I implement a VAE, where the encoder is an LSTM network and the decoder is a convolutional network. I used MNIST dataset. MNIST is an image dataset, however you can treat each image as a sequence of rows. For instance, MNIST dataset has 28 × 28 images, which can be treated as a 28 dimensional multivariate sequence of length 28.
- install version of tensorflow==1.14.0 (strict requirement)
- execute "python main.py" to train model and generate 100 images from decoder after training. takes 3 min to train the model and generate images.
- new_images.png is generated at the end of execution.
- new_model.ckpt.meta is generated at the end of execution.
- Implementing a single layer LSTM as the encoder of the VAE
- See encoder() in Network class of model.py. Dense layers are used to calculate mu and sigma of latent space after LSTM layer. encoder() maps an input image to a proposed distribution over LSTM and Dense layers for that image. This distribution is called posterior in the network.
- Implementing a convolutional decoder with transpose convolutional layers
- This decoder takes a random vector sampled from the distribution that was outputted by the encoder and decodes it to an 28 × 28 grayscale image. Since I go to an image from a random vector, I needed transpose convolution.

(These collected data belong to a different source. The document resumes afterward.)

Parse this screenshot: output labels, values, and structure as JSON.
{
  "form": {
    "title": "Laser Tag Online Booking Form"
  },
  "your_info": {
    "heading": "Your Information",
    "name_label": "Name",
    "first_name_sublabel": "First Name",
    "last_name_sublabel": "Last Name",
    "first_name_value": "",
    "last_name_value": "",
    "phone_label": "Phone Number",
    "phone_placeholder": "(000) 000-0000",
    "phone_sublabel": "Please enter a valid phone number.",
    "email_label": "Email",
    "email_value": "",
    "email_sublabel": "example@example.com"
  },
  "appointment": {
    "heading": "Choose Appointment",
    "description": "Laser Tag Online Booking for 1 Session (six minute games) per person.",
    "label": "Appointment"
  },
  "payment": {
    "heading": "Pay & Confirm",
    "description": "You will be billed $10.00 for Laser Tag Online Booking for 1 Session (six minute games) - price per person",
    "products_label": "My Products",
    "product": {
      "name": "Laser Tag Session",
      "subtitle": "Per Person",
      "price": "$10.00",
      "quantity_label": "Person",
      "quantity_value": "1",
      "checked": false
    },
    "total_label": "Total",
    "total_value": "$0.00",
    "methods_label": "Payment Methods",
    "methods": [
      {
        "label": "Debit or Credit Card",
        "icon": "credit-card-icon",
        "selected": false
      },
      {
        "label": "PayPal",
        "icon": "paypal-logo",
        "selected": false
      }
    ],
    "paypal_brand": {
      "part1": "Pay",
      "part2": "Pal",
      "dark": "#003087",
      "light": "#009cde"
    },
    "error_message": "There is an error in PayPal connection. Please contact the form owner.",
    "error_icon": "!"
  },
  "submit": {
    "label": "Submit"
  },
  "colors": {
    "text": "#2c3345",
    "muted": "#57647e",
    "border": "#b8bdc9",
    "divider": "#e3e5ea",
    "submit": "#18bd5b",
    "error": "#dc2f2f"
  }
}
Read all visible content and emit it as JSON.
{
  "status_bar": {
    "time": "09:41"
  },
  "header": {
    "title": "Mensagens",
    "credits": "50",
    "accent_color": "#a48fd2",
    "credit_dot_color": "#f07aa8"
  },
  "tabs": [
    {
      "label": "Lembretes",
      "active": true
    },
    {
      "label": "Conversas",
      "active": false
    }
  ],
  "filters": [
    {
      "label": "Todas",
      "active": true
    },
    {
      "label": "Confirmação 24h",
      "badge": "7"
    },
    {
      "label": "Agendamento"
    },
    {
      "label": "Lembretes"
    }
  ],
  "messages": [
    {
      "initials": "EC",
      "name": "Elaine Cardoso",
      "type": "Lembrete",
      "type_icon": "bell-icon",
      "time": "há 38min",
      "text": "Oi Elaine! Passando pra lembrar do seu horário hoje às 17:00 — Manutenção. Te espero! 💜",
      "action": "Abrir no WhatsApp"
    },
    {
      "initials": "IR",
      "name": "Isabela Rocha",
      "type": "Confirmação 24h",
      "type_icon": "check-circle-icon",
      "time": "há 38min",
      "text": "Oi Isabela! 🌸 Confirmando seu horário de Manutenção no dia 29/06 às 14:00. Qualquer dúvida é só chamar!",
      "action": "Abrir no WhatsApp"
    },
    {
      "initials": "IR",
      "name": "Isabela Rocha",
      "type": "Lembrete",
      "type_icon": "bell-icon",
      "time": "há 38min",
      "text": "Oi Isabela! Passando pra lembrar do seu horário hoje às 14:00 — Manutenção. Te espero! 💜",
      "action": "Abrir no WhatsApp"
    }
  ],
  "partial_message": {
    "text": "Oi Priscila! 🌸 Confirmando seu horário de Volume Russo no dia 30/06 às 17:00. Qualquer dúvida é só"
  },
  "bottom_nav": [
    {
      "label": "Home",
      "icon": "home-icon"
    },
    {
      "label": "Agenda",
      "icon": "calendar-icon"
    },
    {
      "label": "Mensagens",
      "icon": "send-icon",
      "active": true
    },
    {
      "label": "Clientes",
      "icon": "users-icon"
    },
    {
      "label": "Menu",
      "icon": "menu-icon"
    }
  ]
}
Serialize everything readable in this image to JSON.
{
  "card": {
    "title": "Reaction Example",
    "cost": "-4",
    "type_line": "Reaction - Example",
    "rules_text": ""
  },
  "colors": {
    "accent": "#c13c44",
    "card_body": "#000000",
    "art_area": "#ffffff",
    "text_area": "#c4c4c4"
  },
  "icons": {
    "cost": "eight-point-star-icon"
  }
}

- See decoder() in Network class of model.py. Dense layers are used before transpose convolutional layers. The decoder basically takes a posterior sample and maps it back to a distribution of images that are plausible for the sample. It allows us to generate new images for any posterior sample we choose. I use a Bernoulli distribution. It can be modeled in a different way, for example as a Normal distribution.
- Implementing the reconstruction loss with binary cross-entropy and the regularization term with KL-divergence
- See optimization() in Network class of model.py. I train the model using the evidence lower bound (ELBO) which is an approximation to the data likelihood. The important point is that ELBO only uses the likelihood of a data point given our current estimate of its posterior, which we can sample. I just maximize the ELBO using gradient descent (important note: I printed out the negative of ELBO for loss track). Sampling from posterior are implemented using the reparameterization internally so that TensorFlow can backpropagate through them.
The value of loss function decreases at first epoches, then there was no much improvement in decreasing loss value. On the other hand, the value of regularization term (that makes the latent space regular) increased at first epoches then stayed still. We come up with regularization term since two close points in the latent space should not give two completely different contents once decoded and for a chosen distribution, a point sampled from the latent space should give meaningful content once decoded. In order to do that regularisation is done by enforcing distributions to be close to a standard normal distribution. See Figure 1. Through training (especially at first epoches), model is forced to regularize latent space more.